Stephen Hawking anunciou hoje a publicação de um novo livro, O Grande Desígnio, no qual exclui a possibilidade de Deus ser o criador do Universo, ao contrário daquilo que defendia numa teoria anterior.
Da mesma forma que o darwinismo já tinha, no passado, rejeitado a necessidade de um criador no campo da biologia, também o conhecido astrofísico britânico argumenta agora que as mais recentes teorias científicas rejeitam o papel de um criador do Universo. O Big Bang terá sido uma consequência inevitável das leis da física.

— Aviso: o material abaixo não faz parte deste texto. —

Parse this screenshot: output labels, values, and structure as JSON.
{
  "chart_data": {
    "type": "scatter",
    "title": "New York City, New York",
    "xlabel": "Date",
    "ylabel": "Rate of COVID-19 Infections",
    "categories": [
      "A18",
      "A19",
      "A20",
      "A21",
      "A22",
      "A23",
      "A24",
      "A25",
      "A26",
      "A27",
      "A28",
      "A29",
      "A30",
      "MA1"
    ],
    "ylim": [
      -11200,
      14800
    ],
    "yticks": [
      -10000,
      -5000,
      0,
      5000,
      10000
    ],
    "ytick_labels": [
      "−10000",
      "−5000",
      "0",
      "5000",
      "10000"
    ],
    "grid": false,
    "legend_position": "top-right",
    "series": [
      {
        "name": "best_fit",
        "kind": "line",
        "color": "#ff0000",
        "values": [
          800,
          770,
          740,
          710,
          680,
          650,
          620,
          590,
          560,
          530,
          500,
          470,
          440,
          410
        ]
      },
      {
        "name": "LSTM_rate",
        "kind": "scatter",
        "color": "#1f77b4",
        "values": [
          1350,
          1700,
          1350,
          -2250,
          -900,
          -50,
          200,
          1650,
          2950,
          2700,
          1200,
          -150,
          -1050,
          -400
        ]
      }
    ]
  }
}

Esta nova tese vem contradizer a argumentação anterior que o cientista britânico havia publicado em 1998 no livro Uma Breve História do Tempo, um êxito de vendas.
Nessa obra, Hawking sugeria que não existia qualquer incompatibilidade entre a existência de um Deus criador e a compreensão científica do Universo, chegando mesmo a afirmar que se a comunidade científica chegasse a descobrir a teoria completa, tal «seria o triunfo definitivo da razão humana» já que, nessa altura, «seria possível conhecer a mente de Deus».
No novo livro, que estará à venda a partir de 09 de Setembro, o astrofísico sustenta que a ciência moderna não deixa lugar à existência de um Deus criador do Universo.
O cientista considera que a prova que sustenta o seu argumento é o facto de ter sido observado, em 1992, um planeta que girava em torno de uma estrela distinta do sol.
Hawking alega que essa observação comprova a possibilidade de existirem outros planetas e universos o que significa, em seu entender, que se a intenção de Deus era criar o Homem, os restantes universos seriam redundantes.
O conhecido biólogo ateu Richard Dawkins felicitou já o astrofísico britânico pelas conclusões, dizendo que a opinião de Hawking é partilhada por uma grande parte da comunidade científica.